Su aspecto está lejos de parecerse al de los mariscos más conocidos. En realidad, la espardeña es un equinodermo, de la misma familia que los erizos y las estrellas de mar. Tiene un cuerpo alargado y rugoso, pero en su interior guarda unas bandas musculares que son justamente la parte aprovechada en gastronomía.
La comida humilde que terminó conquistando a los chefs
Durante muchos años, especialmente hasta la década del 80, este producto prácticamente no tenía valor comercial. Los pescadores lo consumían en sus propias casas y lo incorporaban a preparaciones sencillas, como arroces y guisos. Su transformación comenzó cuando chefs del Mediterráneo empezaron a prestarle atención por su particular textura y su intenso sabor a mar.
Actualmente, esta comida es especialmente apreciada en Cataluña, la Comunidad Valenciana y las Islas Baleares. Su textura suele compararse con la del calamar, aunque presenta una consistencia propia que la volvió muy atractiva para la cocina de autor.

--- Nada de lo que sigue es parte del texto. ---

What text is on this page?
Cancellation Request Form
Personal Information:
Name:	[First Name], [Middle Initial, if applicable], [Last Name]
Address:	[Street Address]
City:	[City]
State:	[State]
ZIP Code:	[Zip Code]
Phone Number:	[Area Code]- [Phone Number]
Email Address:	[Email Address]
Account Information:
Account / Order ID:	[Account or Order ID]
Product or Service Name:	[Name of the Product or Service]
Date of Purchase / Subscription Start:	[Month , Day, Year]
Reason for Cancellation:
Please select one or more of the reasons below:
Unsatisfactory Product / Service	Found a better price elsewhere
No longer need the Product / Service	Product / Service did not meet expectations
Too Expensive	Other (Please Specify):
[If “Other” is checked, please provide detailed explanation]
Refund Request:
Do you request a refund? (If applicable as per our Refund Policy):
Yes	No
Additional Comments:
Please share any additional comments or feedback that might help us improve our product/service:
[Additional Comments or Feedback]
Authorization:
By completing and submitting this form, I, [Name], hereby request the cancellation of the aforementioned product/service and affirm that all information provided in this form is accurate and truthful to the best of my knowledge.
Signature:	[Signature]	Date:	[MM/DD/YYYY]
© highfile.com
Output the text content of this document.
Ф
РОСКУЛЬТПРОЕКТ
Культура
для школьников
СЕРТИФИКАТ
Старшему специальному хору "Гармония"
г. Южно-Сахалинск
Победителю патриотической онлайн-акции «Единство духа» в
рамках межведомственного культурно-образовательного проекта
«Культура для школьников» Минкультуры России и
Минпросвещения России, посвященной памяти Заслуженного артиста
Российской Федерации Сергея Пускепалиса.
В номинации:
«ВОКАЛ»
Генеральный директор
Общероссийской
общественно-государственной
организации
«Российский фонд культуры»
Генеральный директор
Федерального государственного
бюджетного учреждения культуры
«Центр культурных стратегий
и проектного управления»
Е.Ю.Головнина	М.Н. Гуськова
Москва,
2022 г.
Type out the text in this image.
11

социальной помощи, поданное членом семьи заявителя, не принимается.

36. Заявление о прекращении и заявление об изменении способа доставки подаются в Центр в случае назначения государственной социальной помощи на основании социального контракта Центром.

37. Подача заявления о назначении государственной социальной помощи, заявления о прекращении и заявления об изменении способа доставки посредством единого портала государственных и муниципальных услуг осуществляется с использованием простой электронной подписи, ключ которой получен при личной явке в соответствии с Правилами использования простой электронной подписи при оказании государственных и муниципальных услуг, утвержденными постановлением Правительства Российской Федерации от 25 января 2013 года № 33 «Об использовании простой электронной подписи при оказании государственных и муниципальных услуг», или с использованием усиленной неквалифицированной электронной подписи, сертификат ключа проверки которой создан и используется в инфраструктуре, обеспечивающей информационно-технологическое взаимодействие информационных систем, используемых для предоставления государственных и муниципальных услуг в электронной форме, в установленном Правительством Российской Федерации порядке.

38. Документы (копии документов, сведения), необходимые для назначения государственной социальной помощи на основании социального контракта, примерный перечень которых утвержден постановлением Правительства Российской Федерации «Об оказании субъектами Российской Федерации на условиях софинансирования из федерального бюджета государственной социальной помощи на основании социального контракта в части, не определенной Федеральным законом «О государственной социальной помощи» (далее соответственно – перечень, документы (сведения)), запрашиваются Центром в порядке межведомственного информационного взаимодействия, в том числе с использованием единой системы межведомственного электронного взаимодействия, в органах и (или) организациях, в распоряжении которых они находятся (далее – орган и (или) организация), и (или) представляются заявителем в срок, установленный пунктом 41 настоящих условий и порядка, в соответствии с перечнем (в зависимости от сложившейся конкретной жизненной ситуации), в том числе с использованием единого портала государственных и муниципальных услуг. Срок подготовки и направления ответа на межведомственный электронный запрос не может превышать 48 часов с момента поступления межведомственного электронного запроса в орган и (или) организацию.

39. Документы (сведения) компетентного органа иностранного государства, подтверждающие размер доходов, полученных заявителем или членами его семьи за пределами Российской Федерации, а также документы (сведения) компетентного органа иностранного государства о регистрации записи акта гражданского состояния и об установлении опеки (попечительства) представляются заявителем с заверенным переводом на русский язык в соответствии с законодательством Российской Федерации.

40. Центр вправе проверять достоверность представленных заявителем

El elevado precio también tiene una explicación. De cada ejemplar se obtiene una cantidad muy pequeña de producto aprovechable y su manipulación debe realizarse rápidamente después de la captura para conservar la consistencia de la carne. Además, no se trata de un alimento producido de forma masiva: se obtiene directamente del mar y puede capturarse a profundidades de entre 50 y 300 metros.
Cómo se prepara esta exclusiva comida del Mediterráneo
Pese a su precio y a la sofisticación que adquirió, las preparaciones más habituales siguen siendo bastante simples. Una de las formas más extendidas consiste en cocinarlas a la plancha durante apenas unos minutos, acompañadas con aceite de oliva, ajo y perejil.
También pueden incorporarse al final de la cocción de arroces y fideuás para evitar que pierdan su característica textura. Esa versatilidad terminó de impulsar a las espardeñas desde las mesas de los pescadores hasta los restaurantes más exclusivos.
La demanda internacional también incidió en su cotización. Los pepinos de mar son especialmente valorados en distintos mercados asiáticos, lo que se suma a una disponibilidad limitada en el Mediterráneo. El resultado es llamativo: aquella comida que décadas atrás tenía escaso valor comercial hoy puede rondar los 180 o 200 euros por kilo y se transformó en un verdadero producto de lujo.